A year like no other
The year began rather quietly. Economic data releases around the world in January were solid if unspectacular. There was much talk of recession in the US over the holiday period but there was no real evidence in the data or from company reports. In the UK, a mini housing boom was developing, following Boris Johnson’s stunning electoral victory and the successful passage of the Brexit Withdrawal Agreement. Chinese economic data were solid and even Europe seemed to be growing steadily. Despite worrying tensions between the US and China, markets were relatively calm.
Then the virus struck. As it swept across the globe, large swathes of the economy were closed down by government diktat. Numbers of new cases and fatalities from the virus led the national news in just about every country. Stock markets tumbled. Policymakers, with memories of the global financial crisis fresh in their minds, took actions that were big, bold and decisive. Never before has such massive economic stimulus been delivered so quickly. Huge increases in government spending, tax cuts and loan guarantees were combined with central bank intervention that went far beyond the traditional boundaries.

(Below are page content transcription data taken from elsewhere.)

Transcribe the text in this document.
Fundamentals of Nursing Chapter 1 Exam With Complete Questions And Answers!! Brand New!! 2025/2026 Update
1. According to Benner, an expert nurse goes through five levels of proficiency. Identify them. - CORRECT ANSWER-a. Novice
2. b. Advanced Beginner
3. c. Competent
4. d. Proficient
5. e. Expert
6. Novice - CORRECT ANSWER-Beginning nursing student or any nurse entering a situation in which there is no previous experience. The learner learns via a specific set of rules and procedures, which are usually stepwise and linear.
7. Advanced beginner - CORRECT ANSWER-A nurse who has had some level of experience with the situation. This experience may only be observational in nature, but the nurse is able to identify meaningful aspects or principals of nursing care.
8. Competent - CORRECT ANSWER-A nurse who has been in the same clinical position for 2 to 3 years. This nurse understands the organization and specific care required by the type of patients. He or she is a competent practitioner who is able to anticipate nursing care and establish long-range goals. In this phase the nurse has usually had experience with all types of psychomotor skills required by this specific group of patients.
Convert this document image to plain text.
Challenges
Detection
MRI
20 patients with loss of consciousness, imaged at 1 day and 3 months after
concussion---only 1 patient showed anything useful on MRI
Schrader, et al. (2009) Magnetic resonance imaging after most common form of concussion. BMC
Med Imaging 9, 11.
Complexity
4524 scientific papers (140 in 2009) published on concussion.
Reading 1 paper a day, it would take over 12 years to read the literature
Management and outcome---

By comparison, bond markets appear to have been havens of stability, in terms of the year-to-date returns shown in the chart. Yet they had their own excitement. The corporate bond market came close to collapse in March, saved by a huge effort on the part of the Federal Reserve. Our portfolio managers commented that there were few bids on the way down and few offers on the way up. Yet new issuance this year has broken records. Even the US Treasury market, the most liquid bond market in the world, went into convulsion in March with yields at the very long end of the curve gyrating violently. The world’s biggest buyers of government bonds have been central banks, turning conventional views of financial stability on their heads.